吉徳これくしょん vol.35
江戸時代後期から明治時代にかけて、上方で独特の様式を持つ衣裳人形の一群が作られました。見得を切ったような誇張されたポーズと表情、格狭間(こうざま=刳り抜き)のある黒塗台が特徴のこの人形は「竹田人形」と呼ばれています。
その呼称は、大坂道頓堀で江戸時代前期から後期にかけて人気を博し、「東西辺鄙の旅人も竹田からくりを見ざれば大坂へ来たりし験(しるし)なし」といわれたほどのからくり人形芝居「竹田近江一座」にちなんだものです。ただし、「竹田人形」とは明治以降の人形愛好家たちが分類の便宜上、名付けたものなので、これらの人形の生い立ちと竹田からくりが実際に関係あるかどうかは分かっていません。
人形としては特に上等な出来のものではありませんが、芝居の登場人物を題材としたらしく、いかにも大げさな格好と作り物的な小道具には、庶民的な味わいがあり、また静的な表現が多い日本の人形のなかではこうした動きのある、力強いものは比較的珍しいといえましょう。

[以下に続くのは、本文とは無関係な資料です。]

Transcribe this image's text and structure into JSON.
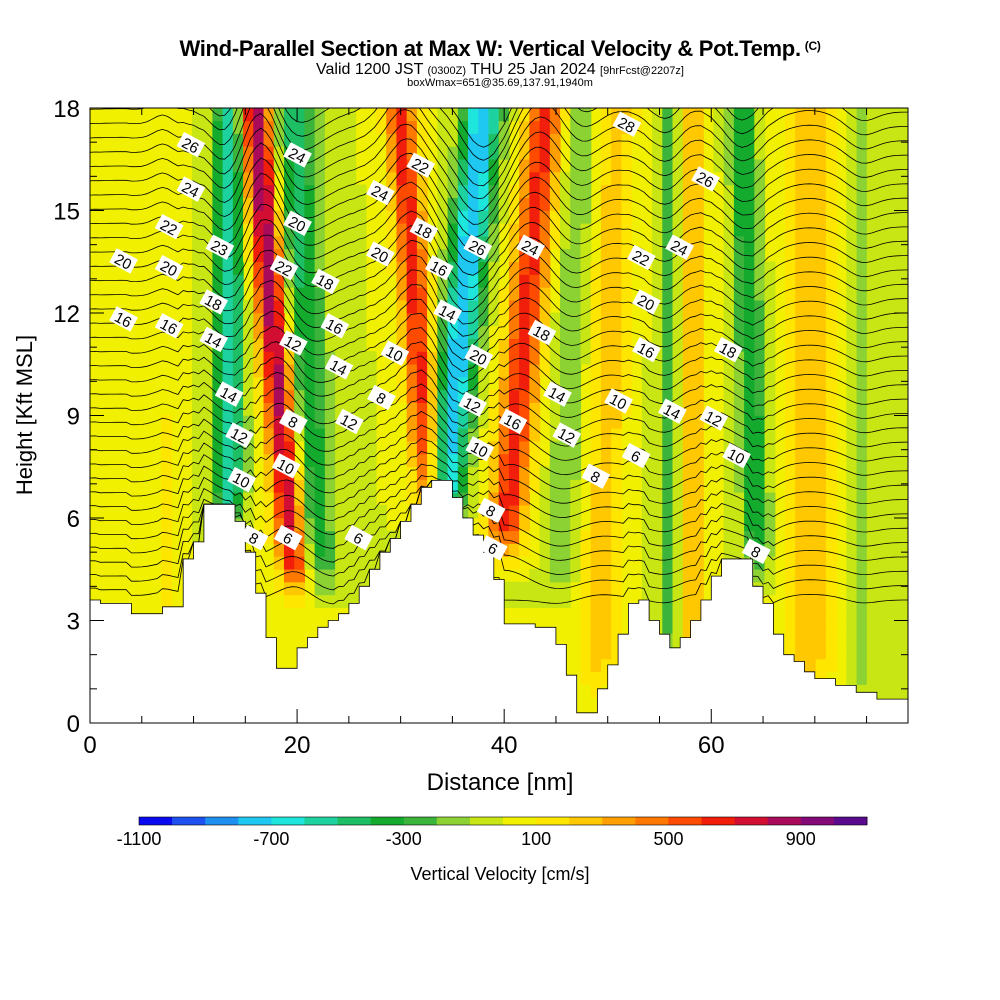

大坂で製作され、竹田からくりの見物みやげのような性格であったともいわれますが、台の裏に京都の人形店の商標が貼られた遺品も確認されていることから、全てが大坂産であったわけではないようです。いずれにしても、頭(かしら)の表現や遺品の残存地などから、関西で作られたものであることは疑いありません。